Ülo Lepik (11 July 1921 – 12 February 2022) was an Estonian mathematician and mechanics researcher. He spent his academic career at the University of Tartu, where he became professor of theoretical mechanics and later professor emeritus, and he was elected a member of the Estonian Academy of Sciences in 1993.

== Early life and education ==
Lepik graduated from the Hugo Treffner Gymnasium in 1940 and began studies at the University of Tartu. His studies were interrupted twice during World War II.
He graduated in 1948 with a degree in physics.
He defended his Candidate of Sciences thesis in 1952, completed doctoral studies associated with Moscow State University, and earned the Soviet Doctor of Sciences degree; he received the title of professor in 1960.

== Academic career ==
Lepik joined the University of Tartu in 1947 and remained there throughout his career, progressing from junior positions to professor.
He led the university's theoretical mechanics unit from 1959 to 1990 and became professor emeritus in 1996.
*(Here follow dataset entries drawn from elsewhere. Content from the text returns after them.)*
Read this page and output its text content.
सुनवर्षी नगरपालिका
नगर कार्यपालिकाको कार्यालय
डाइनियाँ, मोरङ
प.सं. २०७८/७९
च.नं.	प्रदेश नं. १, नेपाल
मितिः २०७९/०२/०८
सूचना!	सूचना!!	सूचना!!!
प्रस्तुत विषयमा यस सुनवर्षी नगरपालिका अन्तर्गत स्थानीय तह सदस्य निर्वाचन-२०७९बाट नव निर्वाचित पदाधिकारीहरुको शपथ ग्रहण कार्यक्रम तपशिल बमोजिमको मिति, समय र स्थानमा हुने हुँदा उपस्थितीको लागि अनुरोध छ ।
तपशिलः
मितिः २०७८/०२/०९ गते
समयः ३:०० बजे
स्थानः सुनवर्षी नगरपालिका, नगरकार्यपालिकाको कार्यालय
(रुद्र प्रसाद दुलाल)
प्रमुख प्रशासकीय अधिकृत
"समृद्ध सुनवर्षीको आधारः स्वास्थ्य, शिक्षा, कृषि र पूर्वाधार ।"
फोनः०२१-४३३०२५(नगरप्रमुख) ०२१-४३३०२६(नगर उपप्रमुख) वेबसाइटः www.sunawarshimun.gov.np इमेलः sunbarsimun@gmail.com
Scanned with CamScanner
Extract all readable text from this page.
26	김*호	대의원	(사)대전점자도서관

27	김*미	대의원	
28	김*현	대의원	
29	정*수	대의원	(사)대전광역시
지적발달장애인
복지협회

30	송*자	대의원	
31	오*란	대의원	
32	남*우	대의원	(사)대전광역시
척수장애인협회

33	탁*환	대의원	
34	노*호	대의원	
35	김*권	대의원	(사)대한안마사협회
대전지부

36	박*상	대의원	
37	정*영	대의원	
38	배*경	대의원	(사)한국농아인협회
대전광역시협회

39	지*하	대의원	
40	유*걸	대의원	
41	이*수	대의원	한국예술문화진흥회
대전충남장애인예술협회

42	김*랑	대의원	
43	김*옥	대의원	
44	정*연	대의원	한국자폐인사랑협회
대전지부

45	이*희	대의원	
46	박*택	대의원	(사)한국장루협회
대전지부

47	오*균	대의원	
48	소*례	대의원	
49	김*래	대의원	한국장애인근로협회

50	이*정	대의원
He was elected a member of the Estonian Academy of Sciences in 1993 (mechanics).

== Research ==
Lepik worked in mechanics and optimisation, including problems in the stability and dynamics of elastic–plastic structural elements and approaches to optimal design.

In later life he applied chaos theory and wavelet methods—particularly Haar wavelets—to the solution of differential and integral equations, and co-authored a monograph published by Springer in 2014.

According to contemporary biographical notes and obituaries, he supervised 13 doctoral and candidate theses and published around 200 scientific articles and three monographs, in addition to university-level textbooks.

== Selected works ==
- Lepik, Ü.; Roots, Lembit. Teoreetiline mehaanika. Valgus, 1971. (in Estonian)
- Lepik, Ü. Kaos ja kord. Tartu University Press, 1997. ISBN 9985562372. (in Estonian)
- Lepik, Ü.; Engelbrecht, Jüri. Kaoseraamat. Teaduste Akadeemia Kirjastus, 1999. ISBN 9985502353. (in Estonian)
- Lepik, Ü.; Hein, Helle. Haar Wavelets: With Applications. Springer, 2014.

== Honours ==
- Order of the National Coat of Arms (4th class, 1998).
- National Research Award for outstanding lifetime achievements in research and development (2016).